Shale is not only forcing importers of traditional fossil fuels out of the U.S. market: At the current rate of production growth, in just 10 years the U.S. could itself become a major exporter of LNG to the global market. However, according to the experts at Skolkovo Business School, 1,000 cubic metres of U.S.-produced gas would cost $320 (€250) on the European market.

Preliminary estimates also indicate that this would be the production cost of shale gas in Poland. Hence, if suppliers of natural gas curb their appetites, they will have no trouble in keeping shale gas out of Europe simply by offering a lower price.

Nevertheless, the increase in the fuel supply has already reduced demand for Russian gas in Europe, and the Russian authorities have been forced to acknowledge the problem. In October, Russian President Vladimir Putin instructed Gazprom to analyze the market and report back on the company's export policy, focusing on shale gas. However, soon after, Gazprom announced that it was studying the prospects of shale oil, not shale gas.

Russia has about 7 percent of world shale gas reserves, and they are mostly located in easily accessible areas near St Petersburg and the Volga region.

"Perhaps in the future, the higher cost of shale gas production will be offset by lower outlays on transportation, and extraction will turn a profit, but a decision on any large-scale operations in Russia can only be made after the level of reserves and the cost of production are confirmed. That could take 10-15 years", said Valery Yazev, head of the Russian Gas Society and a member of the State Duma.

Going south and east?

As things stand, the main market for Russian gas is Europe, but Moscow is actively searching for alternatives, since the main growth in demand over the coming years is projected to come from Asia. According to experts at the Skolkovo Business School, by 2030 demand in China alone will grow from 150 billion cubic metres to 430-450 million.

However, Konstantin Simonov says that the promising Chinese market is a problematic alternative, despite the long border between the two countries. Russia is now in talks on supplying pipeline gas to the country, but even disregarding  the Middle Kingdom's tough stance on price, the source of raw materials will not be new fields in Eastern Siberia, but old reserves in Western Siberian.

"It is quite a defeatist concept to take gas from Europe and give it to China", said Simonov.

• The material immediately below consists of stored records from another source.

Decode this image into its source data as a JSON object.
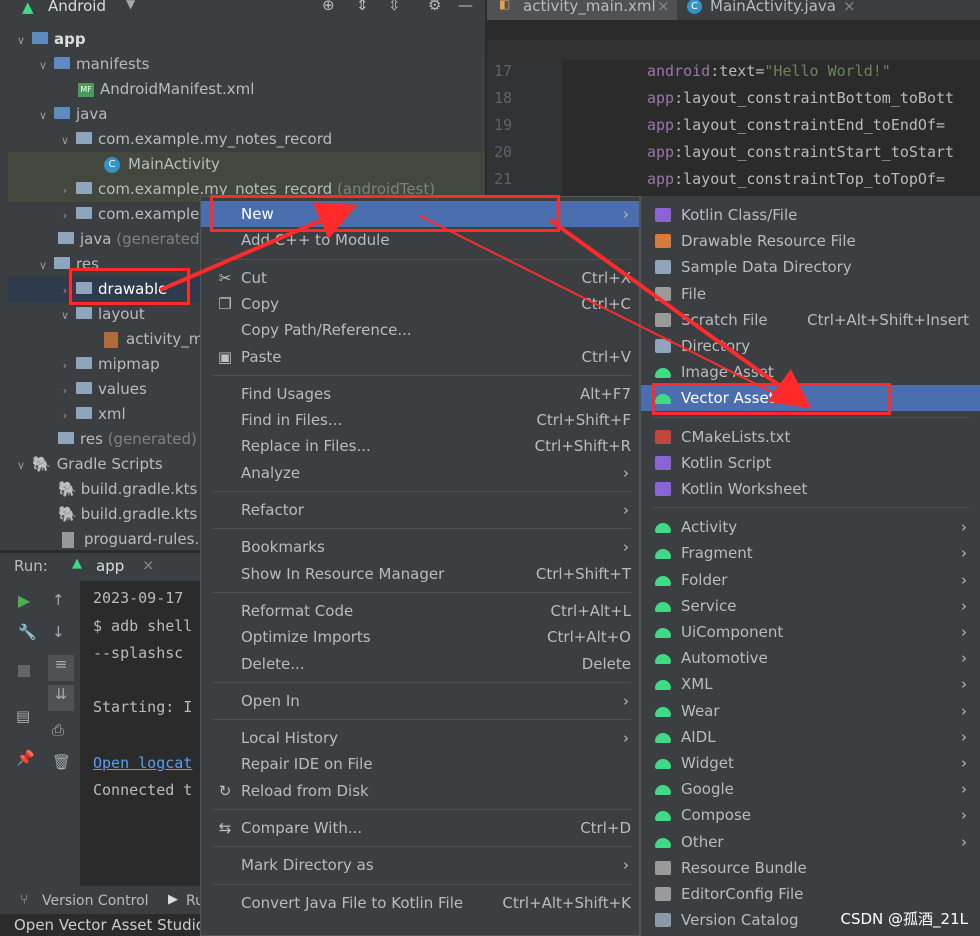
{
  "top_bar": {
    "project_view": "Android"
  },
  "editor_tabs": [
    {
      "label": "activity_main.xml"
    },
    {
      "label": "MainActivity.java"
    }
  ],
  "project_tree": [
    {
      "label": "app",
      "indent": 0
    },
    {
      "label": "manifests",
      "indent": 1
    },
    {
      "label": "AndroidManifest.xml",
      "indent": 2
    },
    {
      "label": "java",
      "indent": 1
    },
    {
      "label": "com.example.my_notes_record",
      "indent": 2
    },
    {
      "label": "MainActivity",
      "indent": 3
    },
    {
      "label": "com.example.my_notes_record",
      "suffix": "(androidTest)",
      "indent": 2
    },
    {
      "label": "com.example",
      "indent": 2
    },
    {
      "label": "java",
      "suffix": "(generated)",
      "indent": 1
    },
    {
      "label": "res",
      "indent": 1
    },
    {
      "label": "drawable",
      "indent": 2
    },
    {
      "label": "layout",
      "indent": 2
    },
    {
      "label": "activity_m",
      "indent": 3
    },
    {
      "label": "mipmap",
      "indent": 2
    },
    {
      "label": "values",
      "indent": 2
    },
    {
      "label": "xml",
      "indent": 2
    },
    {
      "label": "res",
      "suffix": "(generated)",
      "indent": 1
    },
    {
      "label": "Gradle Scripts",
      "indent": 0
    },
    {
      "label": "build.gradle.kts",
      "indent": 1
    },
    {
      "label": "build.gradle.kts",
      "indent": 1
    },
    {
      "label": "proguard-rules.",
      "indent": 1
    }
  ],
  "code": {
    "line_numbers": [
      "17",
      "18",
      "19",
      "20",
      "21"
    ],
    "lines": [
      {
        "prefix": "android",
        "attr": ":text=",
        "value": "\"Hello World!\""
      },
      {
        "prefix": "app",
        "attr": ":layout_constraintBottom_toBott",
        "value": ""
      },
      {
        "prefix": "app",
        "attr": ":layout_constraintEnd_toEndOf=",
        "value": ""
      },
      {
        "prefix": "app",
        "attr": ":layout_constraintStart_toStart",
        "value": ""
      },
      {
        "prefix": "app",
        "attr": ":layout_constraintTop_toTopOf=",
        "value": ""
      }
    ]
  },
  "run_panel": {
    "label": "Run:",
    "config": "app",
    "console": [
      "2023-09-17",
      "$ adb shell",
      "  --splashsc",
      "",
      "Starting: I",
      "",
      "Open logcat",
      "Connected t"
    ]
  },
  "status_bar": {
    "version_control": "Version Control",
    "run_tab": "Ru",
    "message": "Open Vector Asset Studio"
  },
  "context_menu": [
    {
      "label": "New",
      "shortcut": "",
      "submenu": true,
      "icon": "",
      "highlight": true
    },
    {
      "label": "Add C++ to Module",
      "shortcut": "",
      "icon": ""
    },
    {
      "sep": true
    },
    {
      "label": "Cut",
      "shortcut": "Ctrl+X",
      "icon": "scissors-icon"
    },
    {
      "label": "Copy",
      "shortcut": "Ctrl+C",
      "icon": "copy-icon"
    },
    {
      "label": "Copy Path/Reference...",
      "shortcut": "",
      "icon": ""
    },
    {
      "label": "Paste",
      "shortcut": "Ctrl+V",
      "icon": "paste-icon"
    },
    {
      "sep": true
    },
    {
      "label": "Find Usages",
      "shortcut": "Alt+F7",
      "icon": ""
    },
    {
      "label": "Find in Files...",
      "shortcut": "Ctrl+Shift+F",
      "icon": ""
    },
    {
      "label": "Replace in Files...",
      "shortcut": "Ctrl+Shift+R",
      "icon": ""
    },
    {
      "label": "Analyze",
      "shortcut": "",
      "submenu": true,
      "icon": ""
    },
    {
      "sep": true
    },
    {
      "label": "Refactor",
      "shortcut": "",
      "submenu": true,
      "icon": ""
    },
    {
      "sep": true
    },
    {
      "label": "Bookmarks",
      "shortcut": "",
      "submenu": true,
      "icon": ""
    },
    {
      "label": "Show In Resource Manager",
      "shortcut": "Ctrl+Shift+T",
      "icon": ""
    },
    {
      "sep": true
    },
    {
      "label": "Reformat Code",
      "shortcut": "Ctrl+Alt+L",
      "icon": ""
    },
    {
      "label": "Optimize Imports",
      "shortcut": "Ctrl+Alt+O",
      "icon": ""
    },
    {
      "label": "Delete...",
      "shortcut": "Delete",
      "icon": ""
    },
    {
      "sep": true
    },
    {
      "label": "Open In",
      "shortcut": "",
      "submenu": true,
      "icon": ""
    },
    {
      "sep": true
    },
    {
      "label": "Local History",
      "shortcut": "",
      "submenu": true,
      "icon": ""
    },
    {
      "label": "Repair IDE on File",
      "shortcut": "",
      "icon": ""
    },
    {
      "label": "Reload from Disk",
      "shortcut": "",
      "icon": "reload-icon"
    },
    {
      "sep": true
    },
    {
      "label": "Compare With...",
      "shortcut": "Ctrl+D",
      "icon": "compare-icon"
    },
    {
      "sep": true
    },
    {
      "label": "Mark Directory as",
      "shortcut": "",
      "submenu": true,
      "icon": ""
    },
    {
      "sep": true
    },
    {
      "label": "Convert Java File to Kotlin File",
      "shortcut": "Ctrl+Alt+Shift+K",
      "icon": ""
    }
  ],
  "new_submenu": [
    {
      "label": "Kotlin Class/File",
      "shortcut": "",
      "icon": "kotlin-icon"
    },
    {
      "label": "Drawable Resource File",
      "shortcut": "",
      "icon": "drawable-icon"
    },
    {
      "label": "Sample Data Directory",
      "shortcut": "",
      "icon": "folder-icon"
    },
    {
      "label": "File",
      "shortcut": "",
      "icon": "file-icon"
    },
    {
      "label": "Scratch File",
      "shortcut": "Ctrl+Alt+Shift+Insert",
      "icon": "scratch-icon"
    },
    {
      "label": "Directory",
      "shortcut": "",
      "icon": "folder-icon"
    },
    {
      "label": "Image Asset",
      "shortcut": "",
      "icon": "android-icon"
    },
    {
      "label": "Vector Asset",
      "shortcut": "",
      "icon": "android-icon",
      "highlight": true
    },
    {
      "sep": true
    },
    {
      "label": "CMakeLists.txt",
      "shortcut": "",
      "icon": "cmake-icon"
    },
    {
      "label": "Kotlin Script",
      "shortcut": "",
      "icon": "kotlin-icon"
    },
    {
      "label": "Kotlin Worksheet",
      "shortcut": "",
      "icon": "kotlin-icon"
    },
    {
      "sep": true
    },
    {
      "label": "Activity",
      "submenu": true,
      "icon": "android-icon"
    },
    {
      "label": "Fragment",
      "submenu": true,
      "icon": "android-icon"
    },
    {
      "label": "Folder",
      "submenu": true,
      "icon": "android-icon"
    },
    {
      "label": "Service",
      "submenu": true,
      "icon": "android-icon"
    },
    {
      "label": "UiComponent",
      "submenu": true,
      "icon": "android-icon"
    },
    {
      "label": "Automotive",
      "submenu": true,
      "icon": "android-icon"
    },
    {
      "label": "XML",
      "submenu": true,
      "icon": "android-icon"
    },
    {
      "label": "Wear",
      "submenu": true,
      "icon": "android-icon"
    },
    {
      "label": "AIDL",
      "submenu": true,
      "icon": "android-icon"
    },
    {
      "label": "Widget",
      "submenu": true,
      "icon": "android-icon"
    },
    {
      "label": "Google",
      "submenu": true,
      "icon": "android-icon"
    },
    {
      "label": "Compose",
      "submenu": true,
      "icon": "android-icon"
    },
    {
      "label": "Other",
      "submenu": true,
      "icon": "android-icon"
    },
    {
      "label": "Resource Bundle",
      "shortcut": "",
      "icon": "bundle-icon"
    },
    {
      "label": "EditorConfig File",
      "shortcut": "",
      "icon": "gear-icon"
    },
    {
      "label": "Version Catalog",
      "shortcut": "",
      "icon": "elephant-icon"
    }
  ],
  "watermark": "CSDN @孤酒_21L",
  "colors": {
    "highlight": "#4b6eaf",
    "annotation": "#ff2a2a",
    "android_green": "#3ddc84"
  }
}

Another prospective consumer of Eastern Siberian fuel is India. In early October, Gazprom signed a 20-year contract to supply LNG to India's Gail, plus memoranda of intent with several other energy majors. Beginning 2019, Gail will receive 2.5 million metric tonnes of liquefied natural gas per year. India could actually be a more attractive partner for Russia since it has already agreed to buy LNG, according to Simonov.

The gas agreement with India will strengthen Russia's positions in its dealings with China.

"It will be a good way to put pressure on the country", said Mikhail Delyagin, director of the Moscow-based Institute of Globalisation Studies. "It is another step towards concluding a proper large-scale agreement with China. As the Chinese taught me, the best way to haggle is to walk away."